We said it last year, and we can say it again.
This is going to be the biggest season snooker has ever seen.
With just a week to go until the new action-packed season kicks off, my excitement is close to bursting point.
Long gone are the days when there would be as long as a four-month break between the end of the World Championship and the start of a new campaign.
With supremo Barry Hearn continuing to wave his magic wand at the game, we continue to go more global and snooker is fast becoming an all-year calendar.
This is thanks largely to the creation of the new PTC series. These 12 events are now a cornerstone of the event schedule for the players.
With 2,000 ranking points available for the winner of each of them and a whopping £70,000 up for grabs to the eventual Grand Finals champion, players can't afford to miss out.
Snooker players have harped on about wanting a full-time job for years. Now, they've got it. And if they don't take the chance to play in all or at least most of them, they only have themselves to blame when they go tumbling down the rankings.
The harsh reality is that you cannot survive at the top end of the professional game anymore without applying yourself to these competitions.
No-one found this out more than legend of the game Stephen Hendry. He had no interest in them, and because of this, he only held onto his top 16 status by the skin of his teeth last season.
If he doesn't change his attitude, he could find himself watching next season's Masters from the comfort of his own sofa.
For players like Hendry, and other who have families and partners, it's a tough ask. On the road most weekend, often living out of a suitcase. But it seems you can't afford to not do it these days.
For all professional players, snooker is their livelihood. But instead of hours on hours at the club, they must play competitively. It's great for the fans, and indeed, for younger players.

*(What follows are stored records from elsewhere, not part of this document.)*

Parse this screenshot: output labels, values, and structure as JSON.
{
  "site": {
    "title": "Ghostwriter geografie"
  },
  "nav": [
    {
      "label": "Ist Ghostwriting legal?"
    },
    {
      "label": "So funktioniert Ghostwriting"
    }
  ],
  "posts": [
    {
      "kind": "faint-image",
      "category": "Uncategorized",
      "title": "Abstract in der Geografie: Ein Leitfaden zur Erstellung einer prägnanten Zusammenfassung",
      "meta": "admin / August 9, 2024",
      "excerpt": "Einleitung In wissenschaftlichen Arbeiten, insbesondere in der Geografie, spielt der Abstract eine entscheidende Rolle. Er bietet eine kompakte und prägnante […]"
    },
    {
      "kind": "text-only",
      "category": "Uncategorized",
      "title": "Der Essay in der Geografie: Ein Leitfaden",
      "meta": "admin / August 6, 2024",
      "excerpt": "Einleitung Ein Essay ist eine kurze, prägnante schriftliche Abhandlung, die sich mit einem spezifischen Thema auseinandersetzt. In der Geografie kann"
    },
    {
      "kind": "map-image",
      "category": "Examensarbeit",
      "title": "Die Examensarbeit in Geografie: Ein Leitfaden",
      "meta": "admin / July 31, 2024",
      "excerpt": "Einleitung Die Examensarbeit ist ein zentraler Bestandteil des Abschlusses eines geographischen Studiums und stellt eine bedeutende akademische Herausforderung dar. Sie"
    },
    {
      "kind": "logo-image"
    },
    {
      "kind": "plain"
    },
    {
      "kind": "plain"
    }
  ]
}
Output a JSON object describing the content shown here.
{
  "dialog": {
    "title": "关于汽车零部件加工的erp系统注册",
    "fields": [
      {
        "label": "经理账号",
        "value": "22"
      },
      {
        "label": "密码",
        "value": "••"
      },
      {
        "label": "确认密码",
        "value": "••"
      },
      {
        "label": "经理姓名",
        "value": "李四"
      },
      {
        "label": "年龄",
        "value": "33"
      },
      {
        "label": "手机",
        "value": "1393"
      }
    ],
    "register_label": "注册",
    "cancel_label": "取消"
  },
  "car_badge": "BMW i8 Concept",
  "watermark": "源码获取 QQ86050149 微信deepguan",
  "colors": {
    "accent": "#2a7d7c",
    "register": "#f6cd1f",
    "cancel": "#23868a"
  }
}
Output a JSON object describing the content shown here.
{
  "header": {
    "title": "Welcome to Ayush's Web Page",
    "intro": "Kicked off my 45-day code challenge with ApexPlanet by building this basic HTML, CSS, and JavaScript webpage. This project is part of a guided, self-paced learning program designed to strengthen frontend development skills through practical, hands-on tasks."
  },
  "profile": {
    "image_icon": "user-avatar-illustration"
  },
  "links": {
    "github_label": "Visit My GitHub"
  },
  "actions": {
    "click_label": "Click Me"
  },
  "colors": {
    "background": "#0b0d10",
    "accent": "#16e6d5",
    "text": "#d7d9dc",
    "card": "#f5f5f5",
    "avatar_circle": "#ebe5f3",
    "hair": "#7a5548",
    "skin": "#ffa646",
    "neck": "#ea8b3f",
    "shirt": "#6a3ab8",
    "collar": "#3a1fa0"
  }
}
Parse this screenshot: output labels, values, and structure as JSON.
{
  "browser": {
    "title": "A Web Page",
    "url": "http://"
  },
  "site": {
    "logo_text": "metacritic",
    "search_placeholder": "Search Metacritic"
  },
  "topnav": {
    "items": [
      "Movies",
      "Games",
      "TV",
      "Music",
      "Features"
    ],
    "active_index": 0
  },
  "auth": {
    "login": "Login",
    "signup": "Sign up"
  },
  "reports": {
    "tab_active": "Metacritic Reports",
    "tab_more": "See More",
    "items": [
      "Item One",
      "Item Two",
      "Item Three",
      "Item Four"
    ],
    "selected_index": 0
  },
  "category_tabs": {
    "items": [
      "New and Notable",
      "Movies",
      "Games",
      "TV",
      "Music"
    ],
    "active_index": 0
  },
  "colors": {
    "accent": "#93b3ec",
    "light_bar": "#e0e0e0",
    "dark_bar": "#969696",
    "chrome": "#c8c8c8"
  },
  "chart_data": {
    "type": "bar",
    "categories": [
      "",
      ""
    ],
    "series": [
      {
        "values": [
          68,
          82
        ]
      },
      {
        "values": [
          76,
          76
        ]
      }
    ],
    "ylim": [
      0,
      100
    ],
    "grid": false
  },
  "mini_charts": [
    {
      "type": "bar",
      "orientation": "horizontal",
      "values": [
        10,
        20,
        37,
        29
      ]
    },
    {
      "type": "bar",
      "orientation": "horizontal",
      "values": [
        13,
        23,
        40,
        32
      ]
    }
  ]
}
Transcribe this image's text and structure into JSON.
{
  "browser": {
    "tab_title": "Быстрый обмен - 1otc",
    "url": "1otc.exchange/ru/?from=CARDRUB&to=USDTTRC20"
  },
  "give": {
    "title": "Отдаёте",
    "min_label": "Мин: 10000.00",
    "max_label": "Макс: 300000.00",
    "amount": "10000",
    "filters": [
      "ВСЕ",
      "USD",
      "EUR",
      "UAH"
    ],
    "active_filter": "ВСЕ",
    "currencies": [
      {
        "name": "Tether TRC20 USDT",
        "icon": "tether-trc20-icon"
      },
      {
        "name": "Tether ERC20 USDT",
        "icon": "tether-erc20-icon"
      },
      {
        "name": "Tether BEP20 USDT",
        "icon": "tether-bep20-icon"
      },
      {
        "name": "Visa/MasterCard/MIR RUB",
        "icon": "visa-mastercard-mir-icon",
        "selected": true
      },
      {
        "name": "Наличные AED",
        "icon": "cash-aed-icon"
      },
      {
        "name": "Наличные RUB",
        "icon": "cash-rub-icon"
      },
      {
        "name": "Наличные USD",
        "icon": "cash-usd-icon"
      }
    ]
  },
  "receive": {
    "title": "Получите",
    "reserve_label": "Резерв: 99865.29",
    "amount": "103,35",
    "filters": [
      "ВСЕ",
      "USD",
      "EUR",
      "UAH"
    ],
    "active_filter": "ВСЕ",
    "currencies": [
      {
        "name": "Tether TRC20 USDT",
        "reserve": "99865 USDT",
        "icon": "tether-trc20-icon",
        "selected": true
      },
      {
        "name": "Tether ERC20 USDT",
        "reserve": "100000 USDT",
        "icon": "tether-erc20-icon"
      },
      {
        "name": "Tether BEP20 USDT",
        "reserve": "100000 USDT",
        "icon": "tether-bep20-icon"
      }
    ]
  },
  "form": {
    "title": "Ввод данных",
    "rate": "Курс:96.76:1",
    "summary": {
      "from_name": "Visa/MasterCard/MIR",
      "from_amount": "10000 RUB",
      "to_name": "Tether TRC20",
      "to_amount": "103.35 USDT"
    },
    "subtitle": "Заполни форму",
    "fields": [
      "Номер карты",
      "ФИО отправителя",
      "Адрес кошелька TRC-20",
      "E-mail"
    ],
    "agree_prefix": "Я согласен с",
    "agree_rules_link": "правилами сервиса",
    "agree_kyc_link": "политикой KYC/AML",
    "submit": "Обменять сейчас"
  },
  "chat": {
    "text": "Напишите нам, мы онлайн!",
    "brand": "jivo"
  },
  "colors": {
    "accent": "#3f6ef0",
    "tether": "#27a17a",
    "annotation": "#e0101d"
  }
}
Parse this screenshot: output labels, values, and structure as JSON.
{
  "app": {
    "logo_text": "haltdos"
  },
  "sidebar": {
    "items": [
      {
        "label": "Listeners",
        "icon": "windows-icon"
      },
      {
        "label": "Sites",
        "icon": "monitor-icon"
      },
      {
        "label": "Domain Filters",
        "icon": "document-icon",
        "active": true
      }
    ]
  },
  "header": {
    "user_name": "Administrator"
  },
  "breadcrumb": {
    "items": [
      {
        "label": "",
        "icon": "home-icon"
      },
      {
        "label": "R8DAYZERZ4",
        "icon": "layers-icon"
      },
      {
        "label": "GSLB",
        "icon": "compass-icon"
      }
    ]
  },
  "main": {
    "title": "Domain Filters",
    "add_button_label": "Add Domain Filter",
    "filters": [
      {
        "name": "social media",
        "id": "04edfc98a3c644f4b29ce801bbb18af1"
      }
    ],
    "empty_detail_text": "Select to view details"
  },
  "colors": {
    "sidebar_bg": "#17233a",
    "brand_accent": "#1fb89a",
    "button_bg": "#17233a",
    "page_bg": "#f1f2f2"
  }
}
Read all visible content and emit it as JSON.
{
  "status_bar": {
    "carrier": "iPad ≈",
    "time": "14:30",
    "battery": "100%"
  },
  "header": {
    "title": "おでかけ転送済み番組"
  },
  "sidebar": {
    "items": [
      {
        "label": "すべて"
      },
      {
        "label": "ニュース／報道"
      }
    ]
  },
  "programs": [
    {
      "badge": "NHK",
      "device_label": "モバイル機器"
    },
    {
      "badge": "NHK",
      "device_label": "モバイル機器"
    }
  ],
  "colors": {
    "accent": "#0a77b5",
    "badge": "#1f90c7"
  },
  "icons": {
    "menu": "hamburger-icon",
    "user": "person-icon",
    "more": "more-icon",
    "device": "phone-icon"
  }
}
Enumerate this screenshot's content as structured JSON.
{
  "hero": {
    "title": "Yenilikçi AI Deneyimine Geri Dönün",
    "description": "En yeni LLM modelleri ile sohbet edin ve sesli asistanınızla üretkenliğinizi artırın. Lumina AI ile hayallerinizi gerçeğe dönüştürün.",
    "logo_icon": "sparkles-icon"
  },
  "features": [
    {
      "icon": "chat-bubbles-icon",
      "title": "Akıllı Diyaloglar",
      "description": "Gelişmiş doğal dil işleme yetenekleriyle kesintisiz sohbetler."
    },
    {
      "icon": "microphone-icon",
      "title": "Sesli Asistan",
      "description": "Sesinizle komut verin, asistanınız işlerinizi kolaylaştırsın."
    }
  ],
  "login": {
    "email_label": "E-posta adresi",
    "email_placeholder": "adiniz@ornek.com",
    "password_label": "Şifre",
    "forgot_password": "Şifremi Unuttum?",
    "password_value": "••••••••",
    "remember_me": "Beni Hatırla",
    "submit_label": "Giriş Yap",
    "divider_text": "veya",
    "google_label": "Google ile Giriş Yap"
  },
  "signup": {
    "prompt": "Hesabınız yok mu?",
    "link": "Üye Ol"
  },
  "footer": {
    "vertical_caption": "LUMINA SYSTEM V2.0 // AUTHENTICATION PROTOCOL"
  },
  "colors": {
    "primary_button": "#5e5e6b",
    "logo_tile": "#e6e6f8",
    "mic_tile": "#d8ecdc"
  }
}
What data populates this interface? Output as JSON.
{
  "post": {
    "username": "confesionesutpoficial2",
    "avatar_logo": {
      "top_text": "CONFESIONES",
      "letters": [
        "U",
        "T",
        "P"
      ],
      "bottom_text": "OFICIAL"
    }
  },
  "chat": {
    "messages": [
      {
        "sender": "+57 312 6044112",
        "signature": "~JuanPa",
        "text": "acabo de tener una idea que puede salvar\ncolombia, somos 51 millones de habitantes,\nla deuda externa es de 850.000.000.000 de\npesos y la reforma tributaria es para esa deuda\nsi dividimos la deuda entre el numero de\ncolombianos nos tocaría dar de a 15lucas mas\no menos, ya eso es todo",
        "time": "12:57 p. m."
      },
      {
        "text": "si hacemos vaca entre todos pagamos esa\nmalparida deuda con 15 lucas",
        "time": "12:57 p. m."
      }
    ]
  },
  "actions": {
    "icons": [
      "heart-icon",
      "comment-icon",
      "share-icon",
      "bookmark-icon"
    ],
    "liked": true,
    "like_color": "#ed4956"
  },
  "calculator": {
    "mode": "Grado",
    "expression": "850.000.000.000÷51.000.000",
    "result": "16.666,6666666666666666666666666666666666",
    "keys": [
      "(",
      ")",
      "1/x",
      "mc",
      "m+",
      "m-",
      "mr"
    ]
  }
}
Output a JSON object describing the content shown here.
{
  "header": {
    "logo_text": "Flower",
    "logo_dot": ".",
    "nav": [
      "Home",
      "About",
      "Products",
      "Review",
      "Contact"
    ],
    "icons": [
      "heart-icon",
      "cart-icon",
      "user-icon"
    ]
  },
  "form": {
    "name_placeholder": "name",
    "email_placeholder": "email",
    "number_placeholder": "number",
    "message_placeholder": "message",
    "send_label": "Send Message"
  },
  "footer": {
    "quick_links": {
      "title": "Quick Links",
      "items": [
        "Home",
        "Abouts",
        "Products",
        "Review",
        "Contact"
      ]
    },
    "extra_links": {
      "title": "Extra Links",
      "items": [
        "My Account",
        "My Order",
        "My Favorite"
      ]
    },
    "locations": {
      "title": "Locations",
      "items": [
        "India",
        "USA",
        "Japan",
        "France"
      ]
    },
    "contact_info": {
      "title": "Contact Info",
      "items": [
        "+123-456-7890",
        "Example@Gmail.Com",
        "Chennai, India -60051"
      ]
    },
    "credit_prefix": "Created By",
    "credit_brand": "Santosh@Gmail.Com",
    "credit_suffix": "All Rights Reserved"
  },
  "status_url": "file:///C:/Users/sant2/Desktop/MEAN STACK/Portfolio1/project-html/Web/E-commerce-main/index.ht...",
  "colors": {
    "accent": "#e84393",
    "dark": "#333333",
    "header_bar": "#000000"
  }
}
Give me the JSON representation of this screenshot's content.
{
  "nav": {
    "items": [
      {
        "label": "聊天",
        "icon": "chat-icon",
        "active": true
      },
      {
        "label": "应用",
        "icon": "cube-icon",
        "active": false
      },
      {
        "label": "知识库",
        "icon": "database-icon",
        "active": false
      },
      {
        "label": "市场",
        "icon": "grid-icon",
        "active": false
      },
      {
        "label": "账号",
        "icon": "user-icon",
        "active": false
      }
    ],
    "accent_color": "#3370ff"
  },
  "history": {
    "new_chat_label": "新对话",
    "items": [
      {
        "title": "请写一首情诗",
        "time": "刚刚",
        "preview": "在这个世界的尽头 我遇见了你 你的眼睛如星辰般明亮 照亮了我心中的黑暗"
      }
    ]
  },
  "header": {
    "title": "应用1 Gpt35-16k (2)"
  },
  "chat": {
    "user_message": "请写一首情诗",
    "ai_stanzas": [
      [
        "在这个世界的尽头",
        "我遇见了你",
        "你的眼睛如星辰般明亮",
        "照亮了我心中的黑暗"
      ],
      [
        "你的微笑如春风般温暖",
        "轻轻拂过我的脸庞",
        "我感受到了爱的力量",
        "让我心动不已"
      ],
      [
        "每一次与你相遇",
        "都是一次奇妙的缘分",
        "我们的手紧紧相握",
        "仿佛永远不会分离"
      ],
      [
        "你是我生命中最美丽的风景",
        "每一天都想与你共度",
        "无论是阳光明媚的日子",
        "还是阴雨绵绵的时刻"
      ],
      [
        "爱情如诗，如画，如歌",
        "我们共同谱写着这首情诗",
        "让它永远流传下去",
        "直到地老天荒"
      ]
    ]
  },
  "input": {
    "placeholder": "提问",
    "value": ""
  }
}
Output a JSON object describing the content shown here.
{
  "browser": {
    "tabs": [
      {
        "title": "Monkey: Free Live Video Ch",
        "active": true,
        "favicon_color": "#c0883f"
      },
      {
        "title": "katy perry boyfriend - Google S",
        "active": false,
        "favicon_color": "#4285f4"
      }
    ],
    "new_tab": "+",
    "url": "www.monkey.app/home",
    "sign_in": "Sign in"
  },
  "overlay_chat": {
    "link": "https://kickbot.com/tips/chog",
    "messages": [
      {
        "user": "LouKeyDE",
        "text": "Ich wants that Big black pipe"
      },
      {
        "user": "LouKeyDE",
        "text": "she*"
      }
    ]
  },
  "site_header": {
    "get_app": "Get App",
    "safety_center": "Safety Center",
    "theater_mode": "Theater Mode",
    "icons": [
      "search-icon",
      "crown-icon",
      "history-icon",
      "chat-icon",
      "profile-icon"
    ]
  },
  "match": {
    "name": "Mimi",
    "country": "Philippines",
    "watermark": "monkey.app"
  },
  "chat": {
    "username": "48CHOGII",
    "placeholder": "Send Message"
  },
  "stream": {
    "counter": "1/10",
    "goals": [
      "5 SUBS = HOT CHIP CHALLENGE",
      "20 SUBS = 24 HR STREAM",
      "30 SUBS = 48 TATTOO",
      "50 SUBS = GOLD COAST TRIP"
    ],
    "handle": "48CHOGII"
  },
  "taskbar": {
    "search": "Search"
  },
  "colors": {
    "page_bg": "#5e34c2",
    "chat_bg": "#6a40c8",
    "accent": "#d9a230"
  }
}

With not as many commitments as the older players, this is a fantastic opportunity which players in the past have simply been starved of. They get the chance to play the top guns week-in-week-out, and climb the rankings as quickly as others fall.
This all fits into Hearn's vision of making the sport as a level playing field. No-one is protected. It's a dog eat dog world (well circuit), and after last season's maiden run, the players are ready to rumble.